Old rules: derivative contracts: qualified exclusions: overview of Para 6
Contracts giving rise to guaranteed returns
This guidance applies to periods of account beginning before 1 January 2005, or beginning after that date and ending before 16 March 2005
Derivative contracts could be used to generate a guaranteed return which is in economic terms equivalent to interest but which is received as capital gains. The contracts in point were ones whose underlying subject matter was an excluded matter for the purposes of Schedule 26 (in particular equities where the company did not hold the derivative contracts for the purposes of a trade). Less tax may have been payable on those gains because
- indexation allowance was due, or
- the gains were covered by allowable losses.
To prevent avoidance of this kind, Para 6 was included in Sch 26, FA 2002. It replaced ICTA88/SCH5AA for the purposes of corporation tax.
An example of a scheme designed to produce a guaranteed return from the use of derivative contracts to which SCH26/PARA6 applied is given at CFM83110.
FA02/SCH26/PARA6 provided that where a relevant contract
- had subject matter consisting wholly of shares, unit trust units or securities within FA96/S92 or FA96/S93, and
- was designed to give a guaranteed return (CFM83130) either by itself or together with one or more other relevant contracts or loan relationships within sections FA96/S92, 93 or 93A
the relevant contract was treated as a derivative contract for the purposes of Sch 26, and profits and gains from the contract were brought into account using an authorised mark to market method - FA02/SCH26/PARA21(1)(a).
A contract satisfying the conditions of Para 6 was nevertheless still excluded from the derivative contract regime if it did not meet the accounting requirements test in SCH26/PARA3. However, it was not necessary for the contract to be accounted for as a derivative financial instrument in order for it to satisfy the Para 3 requirement.
There was some modification to these statutory provisions where, exceptionally, a company in a period beginning on or after 1 January 2005 but ending before 16 March 2005 was party to a contract that, either by itself or with other financial instruments, gave rise to guaranteed returns.

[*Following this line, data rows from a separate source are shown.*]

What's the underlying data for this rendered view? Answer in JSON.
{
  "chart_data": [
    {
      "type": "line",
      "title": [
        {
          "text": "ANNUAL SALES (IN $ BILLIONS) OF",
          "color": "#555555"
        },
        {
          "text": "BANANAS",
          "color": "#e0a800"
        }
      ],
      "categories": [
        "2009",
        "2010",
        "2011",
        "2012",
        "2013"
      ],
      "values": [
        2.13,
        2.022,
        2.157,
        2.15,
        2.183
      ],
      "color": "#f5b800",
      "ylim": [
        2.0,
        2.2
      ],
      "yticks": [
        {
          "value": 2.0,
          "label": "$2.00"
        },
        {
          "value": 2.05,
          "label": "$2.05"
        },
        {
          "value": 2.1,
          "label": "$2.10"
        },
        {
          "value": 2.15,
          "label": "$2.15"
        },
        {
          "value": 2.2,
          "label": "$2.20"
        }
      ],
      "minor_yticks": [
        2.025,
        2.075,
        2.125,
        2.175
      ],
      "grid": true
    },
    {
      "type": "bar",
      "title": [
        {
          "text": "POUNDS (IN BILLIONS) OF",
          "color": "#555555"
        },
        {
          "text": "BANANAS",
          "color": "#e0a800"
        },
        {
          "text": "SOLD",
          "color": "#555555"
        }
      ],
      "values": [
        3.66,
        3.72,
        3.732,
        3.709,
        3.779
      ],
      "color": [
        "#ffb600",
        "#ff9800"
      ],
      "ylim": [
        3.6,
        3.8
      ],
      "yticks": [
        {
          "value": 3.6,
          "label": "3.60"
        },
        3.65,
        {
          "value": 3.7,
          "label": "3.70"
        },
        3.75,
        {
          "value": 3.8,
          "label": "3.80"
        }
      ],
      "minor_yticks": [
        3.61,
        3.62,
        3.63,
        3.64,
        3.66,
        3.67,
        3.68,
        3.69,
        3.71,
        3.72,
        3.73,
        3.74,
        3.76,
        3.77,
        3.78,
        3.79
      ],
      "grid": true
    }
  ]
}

The broad effect remained unchanged, however. Para 6 did not apply where such periods end after 16 March 2005, since equity derivatives will (subject to the exceptions described at CFM50730) come within Sch 26 (now CTA09/PT7) in any case.
Unlike the position for Schedule 5AA, authorised unit trusts (AUTs) and open-ended investment companies (OEICs) were not exempted from the legislation. Whether the profits arising from Para 6 contracts were within the charge to tax depended on their accounting treatment.
ICTA88/SCH5AA, was inserted by FA97/SCH11 and provided a Case VI charge on profits realised on or after 5 March 1997 from the futures or options concerned. This legislation, which is now in Chapter 12 Part 4 ITTOIA 2005, continues to apply for income tax.
FA02/SCH28/PARA6 contained transitional rules for contacts that were within Schedule 5AA immediately before the company’s first accounting period to begin on or after 1 October 2002. Details are at CFM85060.